Il part, il marche, il respire, son pouls reste rapide, régulier. C'est un soir de fête, il est, seul. Il a décidé d'aller se promener, prendre l'air. C'est un moment, qu'il a déjà vécu dans le futur, alors il le reproduit, dans les mêmes conditions, les mêmes paramètres, les mêmes détails. Ses bottes, clic à chaque pied qui se pose et s'envole pour rattérir ; sa marche, dépareillée, rend sobre. C'est la pleine lune, les étoiles sont de sorties, un vent lui fait frissoner le corps, ses cheveux se laissent coiffer. Ils montent dans sa voiture. Il l'a démarre, elle fait toujours le même bruit qu'il y a cinquante ans, c'est incroyable. Il se sent incorporer dans son âme. C'est une résurrection, il part. Il s'arrête aux feux rouges, observe, les rues, scrute l'horizon. Il passe ses rapports, l'un après l'autre, revit sous les vibrations qu'émet le moteur. Il se gare, le parking semble, abandonné, il nécessite une reconstruction, des trous ont apparues, des mauvaises herbes ont poussèes. La nature ne se laisse pas faire. Il ferme lentement la porte, il se laisse posseder par l'atmosphère, sa veste, vole au dessus de ses mollets.

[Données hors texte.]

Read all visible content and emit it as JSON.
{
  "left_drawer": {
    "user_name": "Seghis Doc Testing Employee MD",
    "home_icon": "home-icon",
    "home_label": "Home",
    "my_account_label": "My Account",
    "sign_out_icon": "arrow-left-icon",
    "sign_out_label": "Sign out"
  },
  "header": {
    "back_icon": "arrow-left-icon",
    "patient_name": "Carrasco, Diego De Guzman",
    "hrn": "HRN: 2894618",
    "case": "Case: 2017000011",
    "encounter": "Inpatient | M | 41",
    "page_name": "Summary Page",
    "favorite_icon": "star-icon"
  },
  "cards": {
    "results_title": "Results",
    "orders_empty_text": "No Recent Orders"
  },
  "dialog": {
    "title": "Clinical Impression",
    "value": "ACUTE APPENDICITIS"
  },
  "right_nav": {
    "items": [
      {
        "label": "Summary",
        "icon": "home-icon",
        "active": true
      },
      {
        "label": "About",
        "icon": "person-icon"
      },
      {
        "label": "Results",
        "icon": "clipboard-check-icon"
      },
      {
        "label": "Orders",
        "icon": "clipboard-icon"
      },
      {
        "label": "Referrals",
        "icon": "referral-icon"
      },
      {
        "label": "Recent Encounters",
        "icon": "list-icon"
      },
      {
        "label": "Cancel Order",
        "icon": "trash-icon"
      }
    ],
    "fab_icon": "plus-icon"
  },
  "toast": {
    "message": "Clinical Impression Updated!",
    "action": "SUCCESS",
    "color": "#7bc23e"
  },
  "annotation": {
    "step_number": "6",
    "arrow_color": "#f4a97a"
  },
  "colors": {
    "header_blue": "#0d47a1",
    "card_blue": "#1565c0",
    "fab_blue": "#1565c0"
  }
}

Ils entrent, ote son chapeau, le dépose sur la table puis accroche sa veste à sa chaise. Le bois présent est pourris, souillés, abimés, parfois mort, la rénovation n'existe pas dans ce lieu, tout reste, classique. Une légère musique, donne le ton, transporte chaque être, chaque objet, chaque élément, dans un monde différent, un monde à part. Il fait froid, il se frotte les mains, elle s'adresse à lui, elle reste, typique de toutes celles qui exercent ce métier dans cet endroit. Ils demandent une bière. Son regard est vide, il y repense, c'est normal. Elle lui dépose, il avale quatre gorgées. Prend sa bière entre ses deux mains. Il se met à tousser. Il sait qu'il a un cancer de la gorge, ses jours sont compter, ses mois. Il se sent décoller. Elle est morte il y a peu. Il s'ennuit, elle lui manque, il a 7,4 décénnies. Il se demande si ce n'est pas mieux de la rejoindre. Vivre ensemble ou mourir seul.